The Green Deal, with the concrete steps presented, makes Czech companies nervous. Most of the steps taken by the European Commission to reduce greenhouse gas emissions by 55 percent by 2030 will be aimed at industry. The Czech Republic is one of the most industrialized countries in the entire EU. The biggest changes will probably occur among car manufacturers, where the end of internal combustion engines is imminent.
On Wednesday, the European Commission presented a set of radical steps it wants to use to reduce emissions in the countries of the European Union. The goal is to reduce emissions by 55 percent compared to 1990. Each country will then have to move away from fossil fuels by 2050 and eliminate greenhouse gases by 2050.
However, the biggest change is in the automotive industry. The European Union wants to ban the sale of cars with petrol and diesel engines after 2035. However, Czechia ranks among the top states in the European Union in terms of gross value added. Although the car industry was behind the rapid economic recovery in the crisis year of 2009, it will now have to undergo a noticeable change.
The question is whether the plan to ban ordinary cars by 2035 will be implemented. “It is almost impossible to ban the sale of new internal combustion engines as early as 2035. As always with climate goals, it is more of a motivational ambition. But even if the ordered death of internal combustion engines occurs later, it will of course be a challenge for the Czech industry,” commented Petr Bartoň, chief economist at the Natland investment company.
Part of the automotive industry in the Czech Republic directly manufactures cars. It will be important to understand how long it will take for domestic car manufacturers to be able to switch to cars with alternative propulsion. “So far, our production is very focused on internal combustion engines. Theoretically, of course, it may happen that the production of internal combustion cars for export to countries outside the EU will remain in our country, but it would be more likely to move this production further east, which was always a threat, and EU plans can only speed up this move,“ warned Bartoň.
Another part of the industry then supplies parts to other countries for assembly. According to Bartoň, there is a risk that these companies will probably curb their operations because there will be no interest in them. The reason is that electric cars have fewer parts. “Czech industry can partially compensate for this decline in the inevitable boom in the battery technology sector, whether it uses domestic lithium or not,” added.

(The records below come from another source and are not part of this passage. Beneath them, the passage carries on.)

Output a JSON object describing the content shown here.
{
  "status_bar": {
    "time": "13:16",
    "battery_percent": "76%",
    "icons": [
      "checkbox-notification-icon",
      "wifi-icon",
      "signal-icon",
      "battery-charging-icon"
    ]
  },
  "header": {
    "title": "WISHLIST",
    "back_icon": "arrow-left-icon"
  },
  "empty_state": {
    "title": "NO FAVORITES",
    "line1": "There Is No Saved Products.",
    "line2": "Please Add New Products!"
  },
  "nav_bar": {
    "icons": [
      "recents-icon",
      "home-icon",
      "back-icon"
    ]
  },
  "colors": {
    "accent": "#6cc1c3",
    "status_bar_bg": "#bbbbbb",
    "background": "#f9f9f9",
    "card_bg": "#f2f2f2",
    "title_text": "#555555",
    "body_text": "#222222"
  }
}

According to Bartoň, however, the plan represents an opportunity to end the designation of the Czech Republic as an assembly plant. The industry is heavily dependent on the Czech economy, and this was particularly evident during the coronavirus crisis.
The Škoda Auto factory in Mladá Boleslav is talked about as the heart of the Czech industry. Every year, this car manufacturer accounts for about five percent of GDP and accounts for about nine percent of exports.

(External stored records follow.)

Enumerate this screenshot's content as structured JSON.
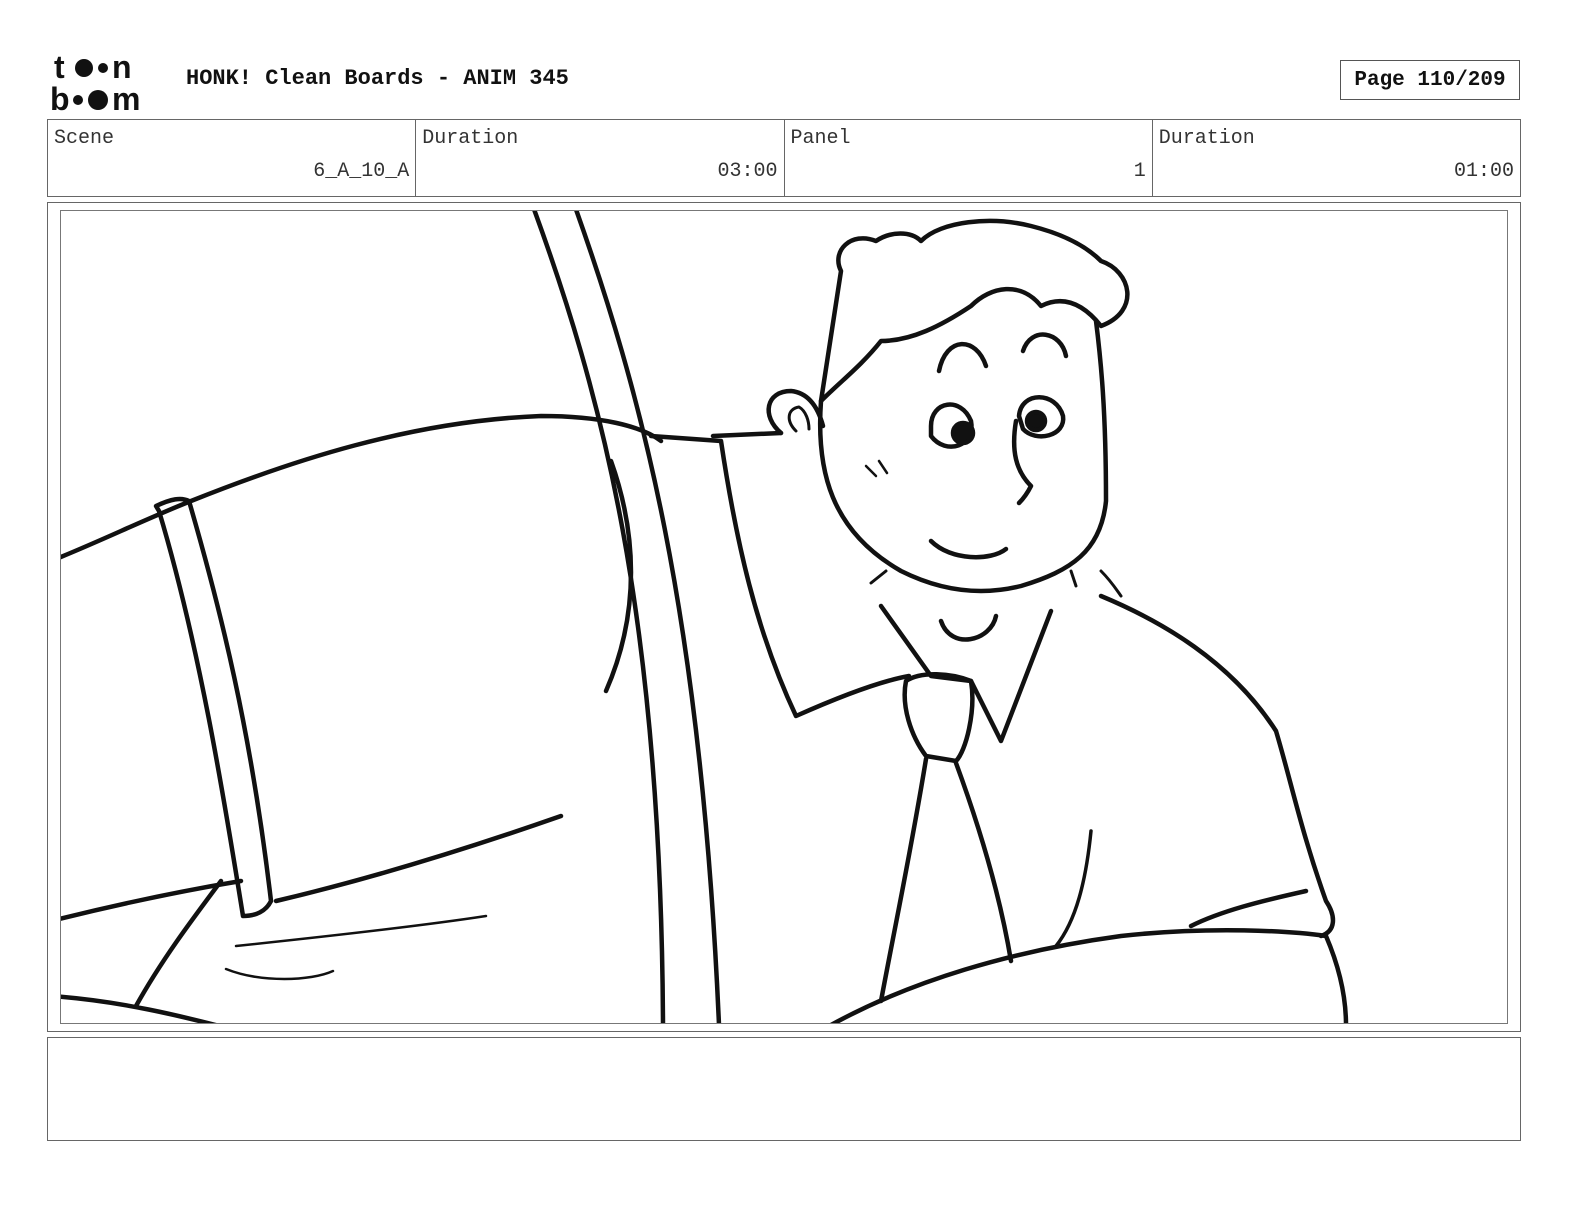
{
  "header": {
    "logo_text": "toon boom",
    "title": "HONK! Clean Boards - ANIM 345",
    "page_label": "Page 110/209"
  },
  "info": {
    "scene_label": "Scene",
    "scene_value": "6_A_10_A",
    "scene_duration_label": "Duration",
    "scene_duration_value": "03:00",
    "panel_label": "Panel",
    "panel_value": "1",
    "panel_duration_label": "Duration",
    "panel_duration_value": "01:00"
  },
  "notes": {
    "text": ""
  }
}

In the last months, when the carmaker closed, it had an immediate impact on the economy. In April 2020, the performance of the Czech industry fell by 33.6 percent. More than half of this fall was caused by the automotive industry, which fell by a total of 80 percent.

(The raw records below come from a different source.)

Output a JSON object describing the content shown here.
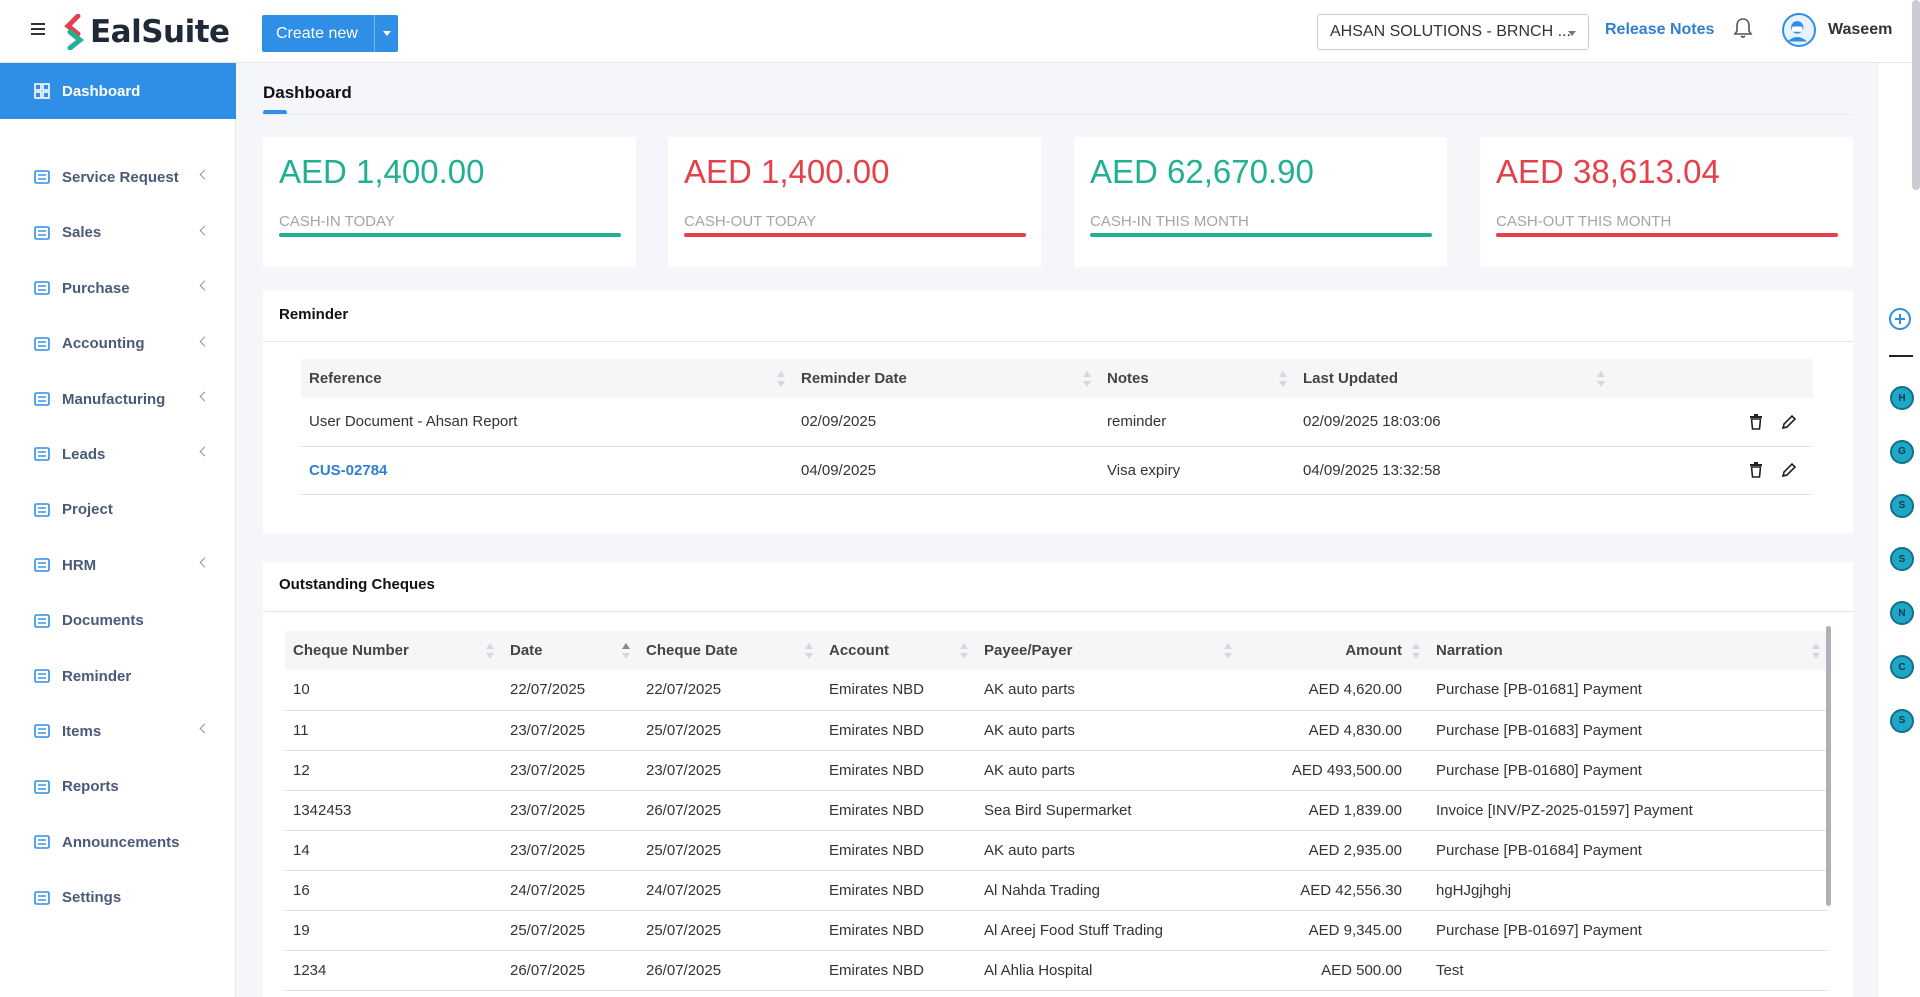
{
  "header": {
    "brand": "EalSuite",
    "create_label": "Create new",
    "company": "AHSAN SOLUTIONS - BRNCH ...",
    "release_notes": "Release Notes",
    "user_name": "Waseem"
  },
  "sidebar": {
    "items": [
      {
        "label": "Dashboard",
        "icon": "dashboard-icon",
        "active": true,
        "chevron": false
      },
      {
        "label": "Service Request",
        "icon": "service-request-icon",
        "chevron": true
      },
      {
        "label": "Sales",
        "icon": "sales-icon",
        "chevron": true
      },
      {
        "label": "Purchase",
        "icon": "purchase-icon",
        "chevron": true
      },
      {
        "label": "Accounting",
        "icon": "accounting-icon",
        "chevron": true
      },
      {
        "label": "Manufacturing",
        "icon": "manufacturing-icon",
        "chevron": true
      },
      {
        "label": "Leads",
        "icon": "leads-icon",
        "chevron": true
      },
      {
        "label": "Project",
        "icon": "project-icon",
        "chevron": false
      },
      {
        "label": "HRM",
        "icon": "hrm-icon",
        "chevron": true
      },
      {
        "label": "Documents",
        "icon": "documents-icon",
        "chevron": false
      },
      {
        "label": "Reminder",
        "icon": "reminder-icon",
        "chevron": false
      },
      {
        "label": "Items",
        "icon": "items-icon",
        "chevron": true
      },
      {
        "label": "Reports",
        "icon": "reports-icon",
        "chevron": false
      },
      {
        "label": "Announcements",
        "icon": "announcements-icon",
        "chevron": false
      },
      {
        "label": "Settings",
        "icon": "settings-icon",
        "chevron": false
      }
    ]
  },
  "page": {
    "title": "Dashboard"
  },
  "stats": [
    {
      "value": "AED 1,400.00",
      "label": "CASH-IN TODAY",
      "tone": "green"
    },
    {
      "value": "AED 1,400.00",
      "label": "CASH-OUT TODAY",
      "tone": "red"
    },
    {
      "value": "AED 62,670.90",
      "label": "CASH-IN THIS MONTH",
      "tone": "green"
    },
    {
      "value": "AED 38,613.04",
      "label": "CASH-OUT THIS MONTH",
      "tone": "red"
    }
  ],
  "reminder": {
    "title": "Reminder",
    "columns": [
      "Reference",
      "Reminder Date",
      "Notes",
      "Last Updated"
    ],
    "rows": [
      {
        "reference": "User Document - Ahsan Report",
        "is_link": false,
        "date": "02/09/2025",
        "notes": "reminder",
        "updated": "02/09/2025 18:03:06"
      },
      {
        "reference": "CUS-02784",
        "is_link": true,
        "date": "04/09/2025",
        "notes": "Visa expiry",
        "updated": "04/09/2025 13:32:58"
      }
    ]
  },
  "cheques": {
    "title": "Outstanding Cheques",
    "columns": [
      "Cheque Number",
      "Date",
      "Cheque Date",
      "Account",
      "Payee/Payer",
      "Amount",
      "Narration"
    ],
    "rows": [
      {
        "number": "10",
        "date": "22/07/2025",
        "cheque_date": "22/07/2025",
        "account": "Emirates NBD",
        "payee": "AK auto parts",
        "amount": "AED 4,620.00",
        "narration": "Purchase [PB-01681] Payment"
      },
      {
        "number": "11",
        "date": "23/07/2025",
        "cheque_date": "25/07/2025",
        "account": "Emirates NBD",
        "payee": "AK auto parts",
        "amount": "AED 4,830.00",
        "narration": "Purchase [PB-01683] Payment"
      },
      {
        "number": "12",
        "date": "23/07/2025",
        "cheque_date": "23/07/2025",
        "account": "Emirates NBD",
        "payee": "AK auto parts",
        "amount": "AED 493,500.00",
        "narration": "Purchase [PB-01680] Payment"
      },
      {
        "number": "1342453",
        "date": "23/07/2025",
        "cheque_date": "26/07/2025",
        "account": "Emirates NBD",
        "payee": "Sea Bird Supermarket",
        "amount": "AED 1,839.00",
        "narration": "Invoice [INV/PZ-2025-01597] Payment"
      },
      {
        "number": "14",
        "date": "23/07/2025",
        "cheque_date": "25/07/2025",
        "account": "Emirates NBD",
        "payee": "AK auto parts",
        "amount": "AED 2,935.00",
        "narration": "Purchase [PB-01684] Payment"
      },
      {
        "number": "16",
        "date": "24/07/2025",
        "cheque_date": "24/07/2025",
        "account": "Emirates NBD",
        "payee": "Al Nahda Trading",
        "amount": "AED 42,556.30",
        "narration": "hgHJgjhghj"
      },
      {
        "number": "19",
        "date": "25/07/2025",
        "cheque_date": "25/07/2025",
        "account": "Emirates NBD",
        "payee": "Al Areej Food Stuff Trading",
        "amount": "AED 9,345.00",
        "narration": "Purchase [PB-01697] Payment"
      },
      {
        "number": "1234",
        "date": "26/07/2025",
        "cheque_date": "26/07/2025",
        "account": "Emirates NBD",
        "payee": "Al Ahlia Hospital",
        "amount": "AED 500.00",
        "narration": "Test"
      }
    ]
  },
  "rail": {
    "letters": [
      "H",
      "G",
      "S",
      "S",
      "N",
      "C",
      "S"
    ]
  },
  "colors": {
    "accent": "#2f8ee5",
    "positive": "#22b093",
    "negative": "#e4414b"
  }
}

“Too much focus on a specific industry is dangerous for the economy. It is similar to transferring eggs in only one basket. When we fall, we break them all. Therefore, it is better to transfer eggs in more baskets. In addition, the state has created a system of investment incentives in the past, so it has continued to support the development of the automotive industry,“ Štěpán Křeček, Chief Economist at BH Securities, told Echo24.
Last year’s study by the consulting company Deloitte proves that the Czech Republic is being talked about as a European assembly plant. According to the analysis, the share of domestic value added in exports is 61 percent. The most added value then travels to neighboring Germany by as much as 24 percent.
This has also affected negative numbers in recent months. “Cars were not produced, and the Germans and other traditional customers did not buy them from us. They couldn’t, even if they wanted to. Coronavirus has significantly changed our export economy to import,“ concluded Dominik Stroukal, Roger’s chief economist.